Undoubtedly the death of Jong-Il leaves a power vacuum in North Korea. However, in the past three years the Dear Leader has sought to advance Swiss-educated Jong-Un as his successor after bypassing two older brothers, notably the playboy first-born Kim Jong-Nam, living in luxury in Macau.

“In a situation like that the systems don’t allow for easy adjustment,” said David Straub, former head of the Korea desk at the U.S. State Department. Straub noted the influence of the core inner circle that also includes Kim’s wife, Kim Ok, as key players along with the generals who may form a ruling junta or power behind the throne held by Kim Jong-Un.

In fact, North Korea before Kim’s death appeared to have softened its rhetoric while preparing for what would have been Kim’s 70th birthday in February and huge celebrations surrounding the 100th anniversary of the birth of his long-ruling father, Kim Il-Sung, who died in 1994.

North Korea has conducted two underground nuclear tests, in October 2006 and May 2009 but seemed to have put the threat of a third test on hold while appealing for food aid from the U.S. and South Korea, whose conservative president, Lee Myung-Bak, cut off such aid after his inauguration in February 2008. Lee promptly called an emergency cabinet meeting while South Korean troops went on full emergency alert.

The U.S. envoy on North Korean human rights, Robert King, recently met with a top North Korean official in Beijing to talk about food aid.

“Now we have a situation where South Korean and U.S. officials have to decide very quickly in terms of public statements,” said Straub. “They will have to review and regroup on food aid.”
North Korean officials since the first reports of Kim Jong-Il’s stroke in 2008 had gone to great lengths to demonstrate the strength of the man who imposed a one-man rule over the country that was just as harsh as his father’s.

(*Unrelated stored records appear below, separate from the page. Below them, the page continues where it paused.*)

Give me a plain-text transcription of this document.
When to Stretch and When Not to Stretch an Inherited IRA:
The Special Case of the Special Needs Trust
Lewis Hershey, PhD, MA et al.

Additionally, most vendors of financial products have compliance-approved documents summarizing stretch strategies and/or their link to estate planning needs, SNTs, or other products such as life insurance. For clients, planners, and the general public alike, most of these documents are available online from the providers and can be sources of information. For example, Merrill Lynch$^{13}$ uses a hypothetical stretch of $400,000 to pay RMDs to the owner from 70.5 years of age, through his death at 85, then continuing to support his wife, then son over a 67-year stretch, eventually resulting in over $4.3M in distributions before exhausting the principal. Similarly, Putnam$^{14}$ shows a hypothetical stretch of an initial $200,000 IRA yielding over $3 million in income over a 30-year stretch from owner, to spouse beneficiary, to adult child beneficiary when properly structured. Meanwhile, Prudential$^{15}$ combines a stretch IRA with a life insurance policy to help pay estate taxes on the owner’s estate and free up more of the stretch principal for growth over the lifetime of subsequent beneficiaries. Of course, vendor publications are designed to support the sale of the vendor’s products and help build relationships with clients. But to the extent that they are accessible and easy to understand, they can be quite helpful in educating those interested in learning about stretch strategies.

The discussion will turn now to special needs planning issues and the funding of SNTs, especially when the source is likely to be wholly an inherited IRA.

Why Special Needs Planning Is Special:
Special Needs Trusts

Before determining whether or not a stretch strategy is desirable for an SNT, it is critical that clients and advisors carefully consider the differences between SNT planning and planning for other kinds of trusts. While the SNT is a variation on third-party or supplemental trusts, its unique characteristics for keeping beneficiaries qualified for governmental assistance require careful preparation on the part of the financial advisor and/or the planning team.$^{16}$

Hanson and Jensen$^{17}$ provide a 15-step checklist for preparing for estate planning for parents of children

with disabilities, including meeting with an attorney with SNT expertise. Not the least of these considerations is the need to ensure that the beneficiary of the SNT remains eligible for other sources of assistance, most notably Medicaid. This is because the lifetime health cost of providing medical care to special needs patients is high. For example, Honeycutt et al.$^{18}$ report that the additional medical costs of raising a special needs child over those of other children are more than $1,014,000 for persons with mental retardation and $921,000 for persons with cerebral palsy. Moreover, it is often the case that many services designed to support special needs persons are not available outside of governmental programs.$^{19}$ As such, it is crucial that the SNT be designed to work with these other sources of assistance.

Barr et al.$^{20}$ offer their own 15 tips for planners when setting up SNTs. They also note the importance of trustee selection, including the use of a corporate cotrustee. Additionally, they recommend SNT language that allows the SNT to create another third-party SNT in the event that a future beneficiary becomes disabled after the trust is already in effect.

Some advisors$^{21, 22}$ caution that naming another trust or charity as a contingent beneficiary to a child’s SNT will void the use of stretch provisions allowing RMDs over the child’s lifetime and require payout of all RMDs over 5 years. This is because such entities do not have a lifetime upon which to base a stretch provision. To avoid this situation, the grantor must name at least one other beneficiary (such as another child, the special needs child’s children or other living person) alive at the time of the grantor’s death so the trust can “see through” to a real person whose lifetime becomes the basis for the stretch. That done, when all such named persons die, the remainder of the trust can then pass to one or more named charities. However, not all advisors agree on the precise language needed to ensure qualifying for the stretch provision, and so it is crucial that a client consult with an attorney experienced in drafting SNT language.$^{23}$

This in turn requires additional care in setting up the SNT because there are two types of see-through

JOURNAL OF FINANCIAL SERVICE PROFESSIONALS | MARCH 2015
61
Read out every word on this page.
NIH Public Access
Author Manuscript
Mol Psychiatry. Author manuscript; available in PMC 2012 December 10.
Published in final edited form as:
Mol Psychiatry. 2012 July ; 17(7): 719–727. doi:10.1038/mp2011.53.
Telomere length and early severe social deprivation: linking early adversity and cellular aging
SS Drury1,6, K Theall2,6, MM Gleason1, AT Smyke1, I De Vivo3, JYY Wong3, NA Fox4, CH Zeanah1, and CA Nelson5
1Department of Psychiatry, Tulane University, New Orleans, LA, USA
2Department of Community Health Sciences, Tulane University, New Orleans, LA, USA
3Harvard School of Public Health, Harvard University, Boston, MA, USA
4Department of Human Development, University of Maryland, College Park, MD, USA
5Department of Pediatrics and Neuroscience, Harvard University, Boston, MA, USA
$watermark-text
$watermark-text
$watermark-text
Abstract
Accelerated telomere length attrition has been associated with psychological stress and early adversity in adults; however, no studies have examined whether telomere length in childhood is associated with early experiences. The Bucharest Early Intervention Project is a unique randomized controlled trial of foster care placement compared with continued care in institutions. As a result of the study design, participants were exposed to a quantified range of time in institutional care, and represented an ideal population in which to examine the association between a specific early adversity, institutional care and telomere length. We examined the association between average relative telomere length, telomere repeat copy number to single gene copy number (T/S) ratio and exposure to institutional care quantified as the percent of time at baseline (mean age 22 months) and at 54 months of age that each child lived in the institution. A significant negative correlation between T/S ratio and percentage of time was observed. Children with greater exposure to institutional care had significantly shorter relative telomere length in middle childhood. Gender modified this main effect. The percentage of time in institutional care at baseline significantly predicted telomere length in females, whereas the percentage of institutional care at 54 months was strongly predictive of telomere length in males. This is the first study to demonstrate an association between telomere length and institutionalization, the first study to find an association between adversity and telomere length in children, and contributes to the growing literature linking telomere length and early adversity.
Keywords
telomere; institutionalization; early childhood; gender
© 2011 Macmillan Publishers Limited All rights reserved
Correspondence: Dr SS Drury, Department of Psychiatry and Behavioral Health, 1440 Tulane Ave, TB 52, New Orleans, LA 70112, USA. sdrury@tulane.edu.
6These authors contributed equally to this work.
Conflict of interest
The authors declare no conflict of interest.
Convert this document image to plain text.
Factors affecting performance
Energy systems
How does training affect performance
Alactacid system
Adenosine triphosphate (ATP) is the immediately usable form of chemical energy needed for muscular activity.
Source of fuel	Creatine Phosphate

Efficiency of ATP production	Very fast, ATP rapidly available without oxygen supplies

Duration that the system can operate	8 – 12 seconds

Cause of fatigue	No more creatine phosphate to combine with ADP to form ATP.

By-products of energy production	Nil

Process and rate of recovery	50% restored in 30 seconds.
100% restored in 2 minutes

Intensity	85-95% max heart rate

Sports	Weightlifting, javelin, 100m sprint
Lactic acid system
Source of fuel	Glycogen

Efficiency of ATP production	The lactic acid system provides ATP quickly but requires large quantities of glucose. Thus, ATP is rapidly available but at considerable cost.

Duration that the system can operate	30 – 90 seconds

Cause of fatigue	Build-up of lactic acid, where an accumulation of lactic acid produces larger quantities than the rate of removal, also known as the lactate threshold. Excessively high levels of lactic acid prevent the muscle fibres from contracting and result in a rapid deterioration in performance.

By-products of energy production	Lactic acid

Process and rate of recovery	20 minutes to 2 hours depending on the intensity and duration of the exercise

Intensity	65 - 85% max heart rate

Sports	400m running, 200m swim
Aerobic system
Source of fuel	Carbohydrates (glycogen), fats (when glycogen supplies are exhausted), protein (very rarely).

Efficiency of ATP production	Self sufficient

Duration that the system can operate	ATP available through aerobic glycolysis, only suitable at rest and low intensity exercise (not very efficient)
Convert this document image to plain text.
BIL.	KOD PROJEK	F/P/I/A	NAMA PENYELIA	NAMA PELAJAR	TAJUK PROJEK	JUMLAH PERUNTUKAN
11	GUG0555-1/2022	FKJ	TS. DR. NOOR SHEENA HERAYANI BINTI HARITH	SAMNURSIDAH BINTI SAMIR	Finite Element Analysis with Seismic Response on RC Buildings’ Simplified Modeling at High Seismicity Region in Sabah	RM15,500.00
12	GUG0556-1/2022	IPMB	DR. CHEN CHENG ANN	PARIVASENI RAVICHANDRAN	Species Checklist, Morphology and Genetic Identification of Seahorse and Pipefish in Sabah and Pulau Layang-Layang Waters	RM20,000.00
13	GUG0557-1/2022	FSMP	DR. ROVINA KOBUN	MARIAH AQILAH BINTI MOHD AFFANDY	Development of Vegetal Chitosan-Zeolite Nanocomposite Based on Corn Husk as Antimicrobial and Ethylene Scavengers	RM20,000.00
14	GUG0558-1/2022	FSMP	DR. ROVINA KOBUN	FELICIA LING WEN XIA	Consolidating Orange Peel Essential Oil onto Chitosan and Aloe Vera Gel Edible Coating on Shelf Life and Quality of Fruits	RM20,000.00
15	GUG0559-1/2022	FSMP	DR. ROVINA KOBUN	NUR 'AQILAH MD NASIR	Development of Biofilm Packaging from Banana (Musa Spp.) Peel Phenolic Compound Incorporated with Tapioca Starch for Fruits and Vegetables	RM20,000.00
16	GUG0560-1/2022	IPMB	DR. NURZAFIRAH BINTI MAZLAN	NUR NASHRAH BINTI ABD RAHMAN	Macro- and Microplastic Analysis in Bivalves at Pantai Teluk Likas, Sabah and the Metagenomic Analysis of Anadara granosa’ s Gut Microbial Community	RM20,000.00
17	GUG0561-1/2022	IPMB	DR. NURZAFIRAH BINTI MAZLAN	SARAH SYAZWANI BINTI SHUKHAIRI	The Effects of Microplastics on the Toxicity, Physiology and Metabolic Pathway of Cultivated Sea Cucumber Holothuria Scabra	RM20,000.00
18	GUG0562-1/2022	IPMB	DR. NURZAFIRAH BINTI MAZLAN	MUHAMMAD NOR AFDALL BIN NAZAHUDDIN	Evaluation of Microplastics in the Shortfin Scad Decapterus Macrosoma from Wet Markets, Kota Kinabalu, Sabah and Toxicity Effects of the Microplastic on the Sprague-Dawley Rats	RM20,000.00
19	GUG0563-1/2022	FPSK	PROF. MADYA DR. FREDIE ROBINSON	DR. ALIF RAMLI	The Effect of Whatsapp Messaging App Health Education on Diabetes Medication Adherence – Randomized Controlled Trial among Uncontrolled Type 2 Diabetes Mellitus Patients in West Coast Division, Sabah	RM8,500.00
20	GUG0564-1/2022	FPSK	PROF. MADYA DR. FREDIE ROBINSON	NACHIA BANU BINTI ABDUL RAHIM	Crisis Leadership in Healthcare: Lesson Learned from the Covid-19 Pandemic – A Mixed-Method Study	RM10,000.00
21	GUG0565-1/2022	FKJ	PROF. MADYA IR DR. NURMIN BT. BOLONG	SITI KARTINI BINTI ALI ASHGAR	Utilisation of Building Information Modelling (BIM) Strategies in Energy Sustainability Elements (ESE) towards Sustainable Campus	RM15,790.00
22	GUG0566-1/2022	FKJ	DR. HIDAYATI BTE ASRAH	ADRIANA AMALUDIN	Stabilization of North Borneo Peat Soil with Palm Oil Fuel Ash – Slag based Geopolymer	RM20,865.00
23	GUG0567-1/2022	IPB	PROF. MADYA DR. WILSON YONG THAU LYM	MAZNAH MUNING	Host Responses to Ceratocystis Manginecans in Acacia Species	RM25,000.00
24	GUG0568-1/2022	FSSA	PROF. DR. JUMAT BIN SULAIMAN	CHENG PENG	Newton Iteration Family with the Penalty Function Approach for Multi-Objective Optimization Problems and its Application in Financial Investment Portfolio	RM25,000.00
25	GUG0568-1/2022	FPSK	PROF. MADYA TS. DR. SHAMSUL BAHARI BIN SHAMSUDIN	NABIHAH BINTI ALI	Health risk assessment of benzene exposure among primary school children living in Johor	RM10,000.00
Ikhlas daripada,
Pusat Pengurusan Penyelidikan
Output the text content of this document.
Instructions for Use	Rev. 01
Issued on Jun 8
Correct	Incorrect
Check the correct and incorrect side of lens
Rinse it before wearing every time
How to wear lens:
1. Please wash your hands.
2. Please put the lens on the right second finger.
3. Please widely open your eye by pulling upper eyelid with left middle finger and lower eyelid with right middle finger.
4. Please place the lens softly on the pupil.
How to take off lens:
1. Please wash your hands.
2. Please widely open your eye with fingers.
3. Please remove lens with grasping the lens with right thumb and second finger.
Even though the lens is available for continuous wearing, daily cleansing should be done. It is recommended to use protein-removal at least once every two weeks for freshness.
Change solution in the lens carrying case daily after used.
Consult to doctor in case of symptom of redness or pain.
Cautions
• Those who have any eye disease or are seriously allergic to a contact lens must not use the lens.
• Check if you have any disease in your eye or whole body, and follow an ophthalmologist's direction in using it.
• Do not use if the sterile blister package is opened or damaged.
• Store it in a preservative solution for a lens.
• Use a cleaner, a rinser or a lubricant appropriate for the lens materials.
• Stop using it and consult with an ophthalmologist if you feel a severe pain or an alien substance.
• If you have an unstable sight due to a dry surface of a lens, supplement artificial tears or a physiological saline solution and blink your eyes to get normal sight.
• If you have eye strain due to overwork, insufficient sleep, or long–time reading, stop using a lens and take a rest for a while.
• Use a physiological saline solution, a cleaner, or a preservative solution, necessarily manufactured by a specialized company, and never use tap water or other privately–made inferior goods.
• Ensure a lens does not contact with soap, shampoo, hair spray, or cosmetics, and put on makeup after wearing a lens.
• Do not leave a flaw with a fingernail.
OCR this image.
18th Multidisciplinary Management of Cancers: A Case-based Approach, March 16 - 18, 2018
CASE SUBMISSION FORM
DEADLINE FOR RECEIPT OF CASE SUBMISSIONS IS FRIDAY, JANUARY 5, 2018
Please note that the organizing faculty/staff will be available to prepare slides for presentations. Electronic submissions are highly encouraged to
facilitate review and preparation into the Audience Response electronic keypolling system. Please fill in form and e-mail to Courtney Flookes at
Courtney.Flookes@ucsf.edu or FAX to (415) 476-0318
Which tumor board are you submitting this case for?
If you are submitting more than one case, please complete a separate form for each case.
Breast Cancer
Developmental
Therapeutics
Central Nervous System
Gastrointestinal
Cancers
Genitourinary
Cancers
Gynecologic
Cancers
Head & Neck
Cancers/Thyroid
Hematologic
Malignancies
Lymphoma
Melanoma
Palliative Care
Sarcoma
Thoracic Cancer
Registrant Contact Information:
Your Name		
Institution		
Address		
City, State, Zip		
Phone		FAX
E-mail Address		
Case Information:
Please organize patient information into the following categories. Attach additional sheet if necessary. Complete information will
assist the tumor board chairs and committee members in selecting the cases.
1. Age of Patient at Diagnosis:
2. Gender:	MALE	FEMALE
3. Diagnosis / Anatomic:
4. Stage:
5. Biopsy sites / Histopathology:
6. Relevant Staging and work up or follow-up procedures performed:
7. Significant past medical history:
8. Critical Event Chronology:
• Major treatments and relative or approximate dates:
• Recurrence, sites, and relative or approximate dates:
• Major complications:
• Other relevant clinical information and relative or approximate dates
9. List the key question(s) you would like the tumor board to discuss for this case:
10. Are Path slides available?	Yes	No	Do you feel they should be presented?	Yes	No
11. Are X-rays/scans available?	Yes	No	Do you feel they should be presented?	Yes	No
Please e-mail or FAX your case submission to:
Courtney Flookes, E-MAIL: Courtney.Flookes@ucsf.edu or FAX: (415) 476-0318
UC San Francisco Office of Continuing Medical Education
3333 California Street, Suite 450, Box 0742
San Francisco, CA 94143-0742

His health deteriorated sharply after he hosted the late South Korean president, Roh Moo-Hyun, at a summit in Pyongyang in October 2007. Roh had carried on the “Sunshine” policy of reconciliation inaugurated by the late Kim Dae-Hung, who went to Pyongyang for the first inter-Korean summit in June 2000.

Nonetheless, says Straub, “he looked a lot better” when he hosted former U.S. president Bill Clinton in Pyongyang in August 2009. Straub accompanied the former U.S. president on a private plane to Pyongyang to rescue two U.S. television journalists, Laura Ling and Euna Lee, who had been picked up five months earlier filming along the Tumen River border with China. “He got around just fine,” Straub recalls. “I’m a little surprised he passed away this badly.”

KCNA reported that Kim “suffered an advanced acute myocardial infarction, complicated by serious heart shock, on a train on December 17″. The report said that he had been under “a great mental and physical strain caused by his uninterrupted field guidance tour for the building of a thriving nation.”